建築見積の自動化技術「INTEGRAL-BIM」、作業時間を約1/40に短縮

 スターツグループはこれまで、BIMモデルを用いて、「建物の情報コンビナートをつくりあげる」という発想のもと、建物の構成要素をデータ化、加工、高度に活用する「BIM-FM PLATFORM」を構築してきた。実現のため、トータルBIMサービスの構築、データ連携技術の開発、ソフトウェア開発の3つに取り組んでいる。

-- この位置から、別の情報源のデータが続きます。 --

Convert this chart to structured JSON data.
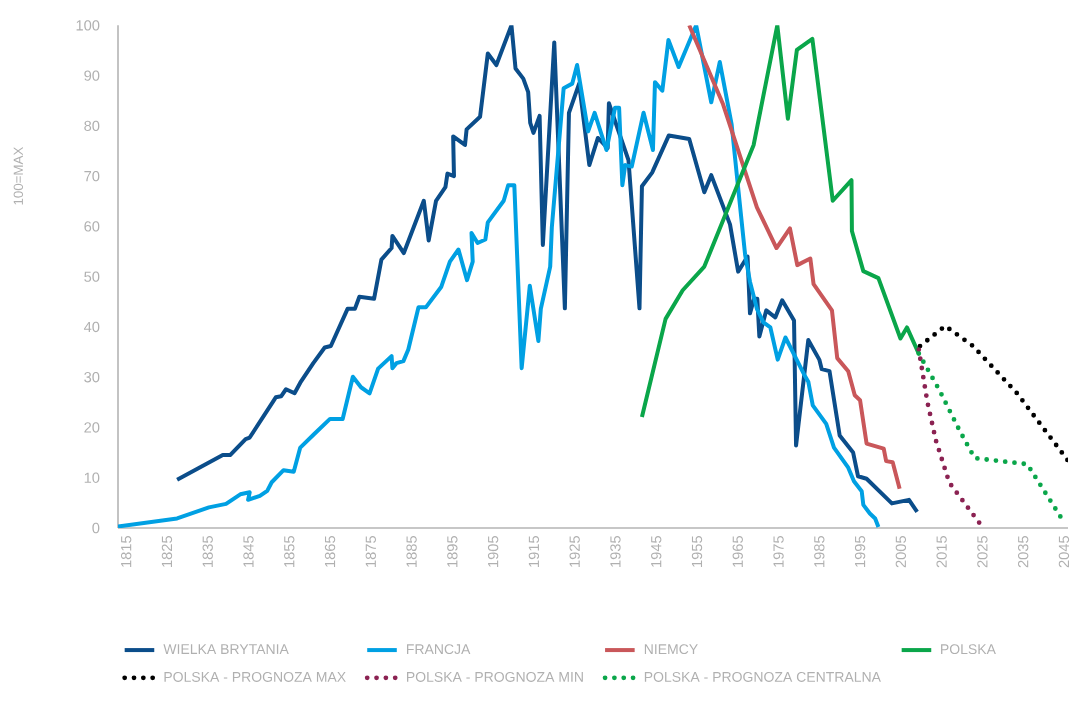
{
  "chart_data": {
    "type": "line",
    "ylabel": "100=MAX",
    "xlim": [
      1813,
      2046
    ],
    "ylim": [
      0,
      100
    ],
    "xticks": [
      1815,
      1825,
      1835,
      1845,
      1855,
      1865,
      1875,
      1885,
      1895,
      1905,
      1915,
      1925,
      1935,
      1945,
      1955,
      1965,
      1975,
      1985,
      1995,
      2005,
      2015,
      2025,
      2035,
      2045
    ],
    "yticks": [
      0,
      10,
      20,
      30,
      40,
      50,
      60,
      70,
      80,
      90,
      100
    ],
    "legend": "bottom",
    "marker": "none",
    "grid": false,
    "series": [
      {
        "name": "WIELKA BRYTANIA",
        "color": "#0b4d8a",
        "line_style": "solid",
        "x": [
          1827.5,
          1838.7,
          1840.5,
          1844.3,
          1845.3,
          1851.7,
          1853.0,
          1854.2,
          1856.3,
          1857.7,
          1860.9,
          1863.7,
          1865.2,
          1869.3,
          1871.1,
          1872.2,
          1875.8,
          1877.6,
          1880.1,
          1880.3,
          1883.1,
          1888.0,
          1889.2,
          1891.0,
          1893.3,
          1893.8,
          1895.4,
          1895.2,
          1898.1,
          1898.5,
          1901.8,
          1903.7,
          1905.8,
          1909.5,
          1910.5,
          1912.4,
          1913.6,
          1914.1,
          1914.9,
          1916.4,
          1917.2,
          1920.0,
          1922.6,
          1923.6,
          1926.1,
          1928.6,
          1930.7,
          1933.1,
          1933.4,
          1938.2,
          1940.9,
          1941.5,
          1944.0,
          1948.1,
          1953.1,
          1956.8,
          1958.5,
          1963.1,
          1965.1,
          1967.4,
          1968.0,
          1969.0,
          1969.8,
          1970.3,
          1972.0,
          1974.2,
          1975.9,
          1978.8,
          1979.3,
          1982.3,
          1985.0,
          1985.6,
          1987.5,
          1990.0,
          1993.3,
          1994.5,
          1996.6,
          2002.8,
          2007.0,
          2009.0
        ],
        "values": [
          9.6,
          14.5,
          14.5,
          17.7,
          18.0,
          26.0,
          26.2,
          27.6,
          26.8,
          28.9,
          32.8,
          35.9,
          36.2,
          43.6,
          43.6,
          46.0,
          45.6,
          53.4,
          55.7,
          58.1,
          54.7,
          65.1,
          57.2,
          65.1,
          67.8,
          70.5,
          70.0,
          77.9,
          76.2,
          79.3,
          81.8,
          94.4,
          92.1,
          100,
          91.4,
          89.4,
          86.7,
          80.6,
          78.6,
          82.0,
          56.3,
          96.6,
          43.7,
          82.6,
          88.4,
          72.2,
          77.6,
          75.6,
          84.5,
          73.2,
          43.7,
          68.0,
          70.7,
          78.1,
          77.4,
          66.8,
          70.2,
          60.4,
          51.0,
          54.0,
          42.7,
          45.6,
          45.6,
          38.1,
          43.3,
          41.9,
          45.3,
          41.3,
          16.4,
          37.4,
          33.5,
          31.6,
          31.2,
          18.4,
          15.0,
          10.3,
          9.8,
          4.9,
          5.6,
          3.2
        ]
      },
      {
        "name": "FRANCJA",
        "color": "#00a0e3",
        "line_style": "solid",
        "x": [
          1813.0,
          1827.5,
          1835.3,
          1839.5,
          1843.0,
          1845.3,
          1844.9,
          1847.8,
          1849.6,
          1850.7,
          1853.6,
          1856.1,
          1857.7,
          1861.0,
          1865.0,
          1868.1,
          1870.6,
          1872.6,
          1874.7,
          1876.8,
          1880.1,
          1880.3,
          1881.3,
          1883.0,
          1884.2,
          1886.7,
          1888.5,
          1892.3,
          1894.4,
          1896.5,
          1898.6,
          1900.0,
          1899.7,
          1901.2,
          1903.1,
          1903.7,
          1907.6,
          1908.7,
          1910.2,
          1912.0,
          1914.0,
          1916.1,
          1916.7,
          1919.0,
          1919.4,
          1922.3,
          1924.4,
          1925.6,
          1928.3,
          1929.9,
          1932.8,
          1934.9,
          1935.9,
          1936.7,
          1937.4,
          1939.0,
          1941.9,
          1944.2,
          1944.7,
          1946.5,
          1948.0,
          1950.5,
          1954.8,
          1958.5,
          1960.6,
          1963.5,
          1964.9,
          1966.8,
          1968.0,
          1969.7,
          1971.3,
          1973.0,
          1974.8,
          1976.7,
          1981.3,
          1982.3,
          1983.4,
          1986.7,
          1988.6,
          1992.1,
          1993.5,
          1995.4,
          1995.8,
          1997.4,
          1998.7,
          1999.5
        ],
        "values": [
          0.3,
          1.9,
          4.1,
          4.8,
          6.7,
          7.1,
          5.6,
          6.4,
          7.4,
          9.1,
          11.5,
          11.2,
          16.0,
          18.6,
          21.7,
          21.7,
          30.1,
          28.0,
          26.8,
          31.7,
          34.2,
          31.8,
          32.8,
          33.2,
          35.5,
          43.9,
          43.9,
          48.0,
          53.0,
          55.4,
          49.3,
          53.0,
          58.7,
          56.7,
          57.4,
          60.8,
          65.1,
          68.2,
          68.2,
          31.8,
          48.2,
          37.2,
          43.6,
          52.0,
          59.8,
          87.5,
          88.4,
          92.1,
          78.9,
          82.6,
          75.2,
          83.6,
          83.6,
          68.2,
          72.2,
          71.9,
          82.6,
          75.2,
          88.7,
          87.0,
          97.1,
          91.7,
          100,
          84.7,
          92.7,
          80.3,
          69.2,
          54.4,
          49.0,
          43.6,
          40.9,
          39.9,
          33.5,
          37.9,
          30.5,
          29.1,
          24.4,
          20.7,
          16.0,
          12.0,
          9.3,
          7.3,
          4.6,
          2.9,
          1.9,
          0.2
        ]
      },
      {
        "name": "NIEMCY",
        "color": "#c9575a",
        "line_style": "solid",
        "x": [
          1953.1,
          1961.4,
          1969.7,
          1974.5,
          1977.8,
          1979.6,
          1982.8,
          1983.6,
          1988.1,
          1989.4,
          1992.1,
          1993.7,
          1995.0,
          1996.6,
          2000.8,
          2001.4,
          2003.0,
          2004.7
        ],
        "values": [
          100,
          84.3,
          63.8,
          55.7,
          59.6,
          52.3,
          53.6,
          48.5,
          43.3,
          33.8,
          31.2,
          26.4,
          25.4,
          16.8,
          15.8,
          13.3,
          13.1,
          7.8
        ]
      },
      {
        "name": "POLSKA",
        "color": "#0aa64a",
        "line_style": "solid",
        "x": [
          1941.5,
          1947.3,
          1951.5,
          1956.8,
          1968.9,
          1974.7,
          1977.3,
          1979.5,
          1983.3,
          1988.3,
          1992.9,
          1993.0,
          1995.8,
          1999.5,
          2004.9,
          2006.5,
          2009.4
        ],
        "values": [
          22.1,
          41.6,
          47.3,
          52.0,
          76.2,
          100,
          81.4,
          95.1,
          97.3,
          65.1,
          69.2,
          59.1,
          51.1,
          49.7,
          37.7,
          39.9,
          34.7
        ]
      },
      {
        "name": "POLSKA - PROGNOZA MAX",
        "color": "#000000",
        "line_style": "dotted",
        "x": [
          2009.7,
          2015.9,
          2022.7,
          2033.5,
          2045.9
        ],
        "values": [
          36.2,
          40.2,
          36.2,
          26.8,
          13.5
        ]
      },
      {
        "name": "POLSKA - PROGNOZA MIN",
        "color": "#8b2252",
        "line_style": "dotted",
        "x": [
          2009.4,
          2011.5,
          2013.6,
          2016.9,
          2025.2
        ],
        "values": [
          35.5,
          25.1,
          17.4,
          9.0,
          0
        ]
      },
      {
        "name": "POLSKA - PROGNOZA CENTRALNA",
        "color": "#0aa64a",
        "line_style": "dotted",
        "x": [
          2009.4,
          2014.4,
          2019.4,
          2023.1,
          2036.0,
          2044.2
        ],
        "values": [
          34.7,
          27.5,
          19.4,
          13.9,
          12.7,
          2.2
        ]
      }
    ]
  }
}
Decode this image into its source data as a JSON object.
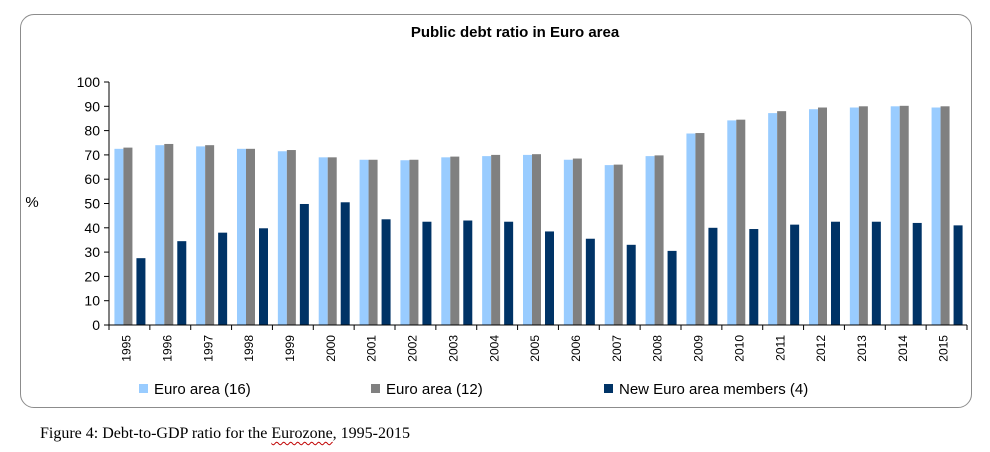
{
  "chart_data": {
    "type": "bar",
    "title": "Public debt ratio in Euro area",
    "ylabel": "%",
    "xlabel": "",
    "ylim": [
      0,
      100
    ],
    "yticks": [
      0,
      10,
      20,
      30,
      40,
      50,
      60,
      70,
      80,
      90,
      100
    ],
    "grid": false,
    "legend_position": "bottom",
    "categories": [
      "1995",
      "1996",
      "1997",
      "1998",
      "1999",
      "2000",
      "2001",
      "2002",
      "2003",
      "2004",
      "2005",
      "2006",
      "2007",
      "2008",
      "2009",
      "2010",
      "2011",
      "2012",
      "2013",
      "2014",
      "2015"
    ],
    "series": [
      {
        "name": "Euro area (16)",
        "color": "#99ccff",
        "values": [
          72.5,
          74.0,
          73.5,
          72.5,
          71.5,
          69.0,
          68.0,
          67.8,
          69.0,
          69.5,
          70.0,
          68.0,
          65.8,
          69.5,
          78.8,
          84.2,
          87.2,
          88.8,
          89.5,
          90.0,
          89.5
        ]
      },
      {
        "name": "Euro area (12)",
        "color": "#808080",
        "values": [
          73.0,
          74.5,
          74.0,
          72.5,
          72.0,
          69.0,
          68.0,
          68.0,
          69.3,
          70.0,
          70.3,
          68.5,
          66.0,
          69.8,
          79.0,
          84.5,
          88.0,
          89.5,
          90.0,
          90.2,
          90.0
        ]
      },
      {
        "name": "New Euro area members (4)",
        "color": "#003366",
        "values": [
          27.5,
          34.5,
          38.0,
          39.8,
          49.8,
          50.5,
          43.5,
          42.5,
          43.0,
          42.5,
          38.5,
          35.5,
          33.0,
          30.5,
          40.0,
          39.5,
          41.3,
          42.5,
          42.5,
          42.0,
          41.0
        ]
      }
    ]
  },
  "caption": {
    "prefix": "Figure 4: Debt-to-GDP ratio for the ",
    "underlined": "Eurozone",
    "suffix": ", 1995-2015"
  }
}
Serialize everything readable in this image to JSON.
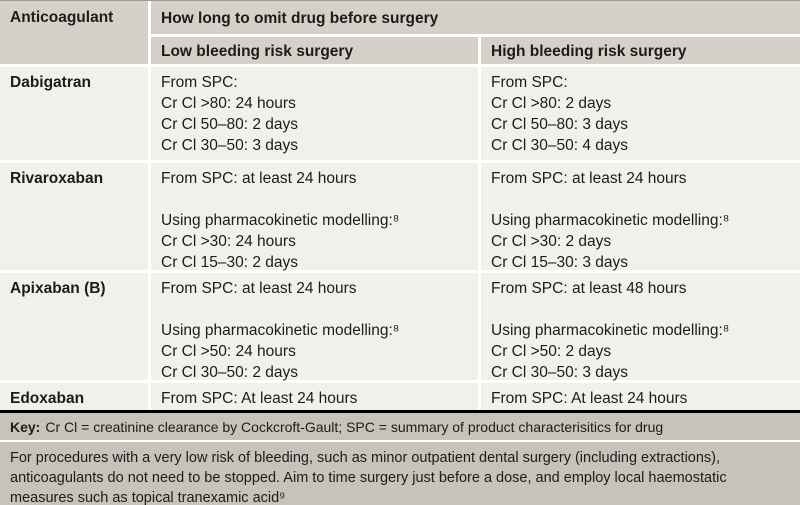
{
  "table": {
    "header": {
      "col1": "Anticoagulant",
      "col2": "How long to omit drug before surgery",
      "sub_low": "Low bleeding risk surgery",
      "sub_high": "High bleeding risk surgery"
    },
    "rows": [
      {
        "drug": "Dabigatran",
        "low": [
          "From SPC:",
          "Cr Cl >80: 24 hours",
          "Cr Cl 50–80: 2 days",
          "Cr Cl 30–50: 3 days"
        ],
        "high": [
          "From SPC:",
          "Cr Cl >80: 2 days",
          "Cr Cl 50–80: 3 days",
          "Cr Cl 30–50: 4 days"
        ]
      },
      {
        "drug": "Rivaroxaban",
        "low": [
          "From SPC: at least 24 hours",
          "",
          "Using pharmacokinetic modelling:⁸",
          "Cr Cl >30: 24 hours",
          "Cr Cl 15–30: 2 days"
        ],
        "high": [
          "From SPC: at least 24 hours",
          "",
          "Using pharmacokinetic modelling:⁸",
          "Cr Cl >30: 2 days",
          "Cr Cl 15–30: 3 days"
        ]
      },
      {
        "drug": "Apixaban (B)",
        "low": [
          "From SPC: at least 24 hours",
          "",
          "Using pharmacokinetic modelling:⁸",
          "Cr Cl >50: 24 hours",
          "Cr Cl 30–50: 2 days"
        ],
        "high": [
          "From SPC: at least 48 hours",
          "",
          "Using pharmacokinetic modelling:⁸",
          "Cr Cl >50: 2 days",
          "Cr Cl 30–50: 3 days"
        ]
      },
      {
        "drug": "Edoxaban",
        "low": [
          "From SPC: At least 24 hours"
        ],
        "high": [
          "From SPC: At least 24 hours"
        ]
      }
    ],
    "footer": {
      "key_label": "Key:",
      "key_text": "Cr Cl = creatinine clearance by Cockcroft-Gault; SPC = summary of product characterisitics for drug",
      "note": "For procedures with a very low risk of bleeding, such as minor outpatient dental surgery (including extractions), anticoagulants do not need to be stopped. Aim to time surgery just before a dose, and employ local haemostatic measures such as topical tranexamic acid⁹"
    },
    "colors": {
      "header_bg": "#d5d1c8",
      "body_bg": "#f2f0ea",
      "footer_bg": "#c6c3ba",
      "divider": "#000000",
      "separator": "#ffffff"
    }
  }
}
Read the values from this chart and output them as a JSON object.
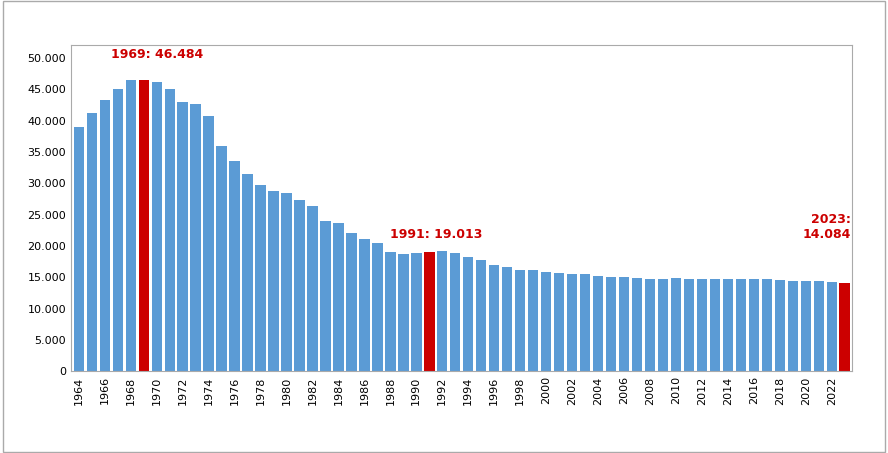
{
  "years": [
    1964,
    1965,
    1966,
    1967,
    1968,
    1969,
    1970,
    1971,
    1972,
    1973,
    1974,
    1975,
    1976,
    1977,
    1978,
    1979,
    1980,
    1981,
    1982,
    1983,
    1984,
    1985,
    1986,
    1987,
    1988,
    1989,
    1990,
    1991,
    1992,
    1993,
    1994,
    1995,
    1996,
    1997,
    1998,
    1999,
    2000,
    2001,
    2002,
    2003,
    2004,
    2005,
    2006,
    2007,
    2008,
    2009,
    2010,
    2011,
    2012,
    2013,
    2014,
    2015,
    2016,
    2017,
    2018,
    2019,
    2020,
    2021,
    2022,
    2023
  ],
  "values": [
    39000,
    41200,
    43300,
    45100,
    46400,
    46484,
    46100,
    45000,
    42900,
    42700,
    40700,
    36000,
    33500,
    31500,
    29800,
    28700,
    28500,
    27400,
    26300,
    24000,
    23600,
    22000,
    21100,
    20500,
    19000,
    18700,
    18900,
    19013,
    19200,
    18900,
    18300,
    17800,
    17000,
    16700,
    16200,
    16200,
    15900,
    15700,
    15600,
    15500,
    15200,
    15100,
    15000,
    14900,
    14800,
    14800,
    14900,
    14800,
    14800,
    14800,
    14800,
    14800,
    14800,
    14800,
    14600,
    14500,
    14500,
    14400,
    14200,
    14084
  ],
  "highlight_years": [
    1969,
    1991,
    2023
  ],
  "highlight_color": "#cc0000",
  "bar_color": "#5b9bd5",
  "ylim": [
    0,
    52000
  ],
  "yticks": [
    0,
    5000,
    10000,
    15000,
    20000,
    25000,
    30000,
    35000,
    40000,
    45000,
    50000
  ],
  "ytick_labels": [
    "0",
    "5.000",
    "10.000",
    "15.000",
    "20.000",
    "25.000",
    "30.000",
    "35.000",
    "40.000",
    "45.000",
    "50.000"
  ],
  "background_color": "#ffffff",
  "annotation_color": "#cc0000",
  "annotation_fontsize": 9,
  "bar_width": 0.8,
  "ann_1969_text": "1969: 46.484",
  "ann_1991_text": "1991: 19.013",
  "ann_2023_text": "2023:\n14.084"
}
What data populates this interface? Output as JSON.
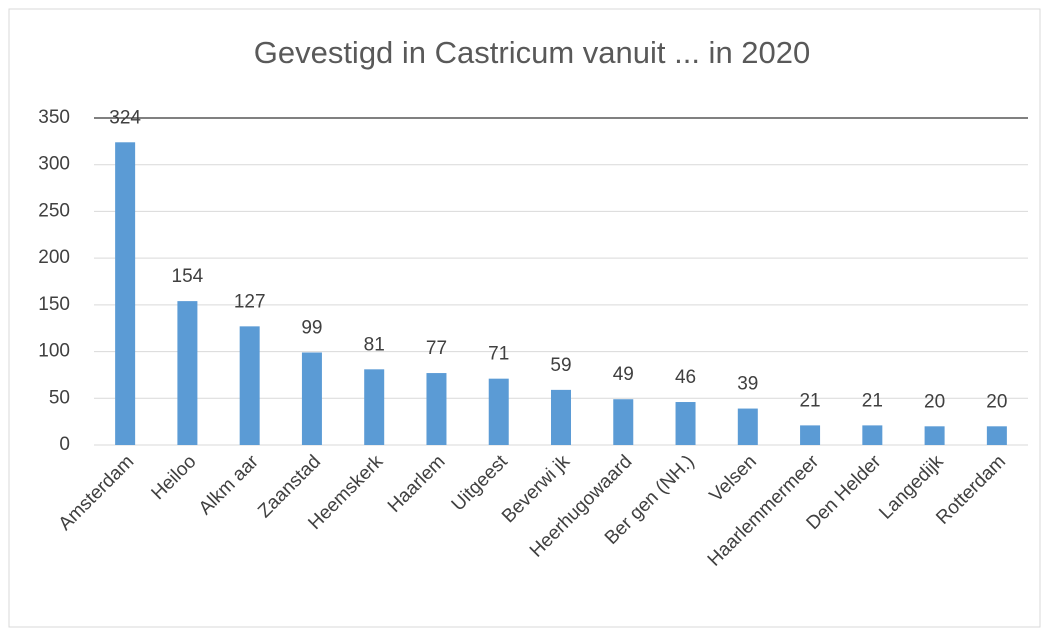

「BIM-FM PLATFORM」による活用事例 出典:スターツコーポレーション、スターツCAM

 BIM-FM PLATFORMのこれまでの成果としては、BIMによる建築確認申請がある。スターツCAMおよび日本ERI、福井コンピュータアーキテクトが連携して、GLOOBEのユーザー会「J-BIM研究会」の確認申請分科会の活動の一環で、BIMによる建築確認申請を実施。特殊建築物・共同住宅の「1号建築物」で建築確認済証を取得したという。

 BIMの確認申請であれば、確認審査作業の効率化や見える化はもちろん、GLOOBEネイティブデータを利用することで審査の一部が自動計算できることに加え、設計図面と確認申請用図面をそれぞれ作成する必要がなくなるなどのメリットが見込める。

BIMによる建築確認申請 出典:スターツコーポレーション、スターツCAM

 また、BIMを活用した建築見積の自動化技術「INTEGRAL-BIM」も開発中で、躯体、鉄筋、設備等の積算ツールと連動して建築物全体の自動積算ができるようになる。   

 INTEGRAL-BIMで建材の数量拾い作業の削減や見積書作成を自動化し、作業時間の大幅な短縮で通常1週間ほどかかっていた「積算」が、約3時間に短縮され、20人工から0.5人工までの省人化につながる。

「INTEGRAL-BIM」を使ったBIMによる自動積算の概要 出典:スターツコーポレーション、スターツCAM

 この他、初期段階の事業計画・投資判断フェーズでは、AIを用いてマーケットデータと連動させ、「建築・事業計画」を約15分で策定できる「AI建築事業計画サービス」を展開している。建物のデータは地図情報やマーケット分析のAIと連携し、最適な投資判断や事業計画が瞬時に行えるため、以前は7日以上かかっていた提案までの作業が約15分で可能になる。

 企画設計・シミュレーション・詳細設計フェーズでは、VR技術を採り入れた「ハイクオリティーVR(バーチャルリアリティー)」がある。BIMをベースにゲームエンジンを活用したVRコンテンツを開発し、現実に近いビジュアルでの空間体験を創出。基本・実施設計での検討・合意形成用にVRデータへ変換することで、立体的かつ身体的感覚に即した空間提案や体験が実現する。

 施工では、「鉄筋BIMモデル」や3次元データに時間軸を入れた「4D施工計画」を活用。4D施工シミュレーションでは、資材・重機・人員配置の合理化で工期の短縮をもたらす。現場のモバイル端末で詳細モデルを確認することで、納まりの理解や図面化工数の合理化が図れる。

 既存建物のBIM化による「FM(維持管理)活用コンサルティング」も運用。独自のBIM‐FMシステムで、既存の自社保有のビルをBIMモデル化し、ファシリティマネジメントの省エネや修繕の最適化・管理情報のデジタル化を行う。ビルオーナーへのコンサルティング、提案に役立てることができるという。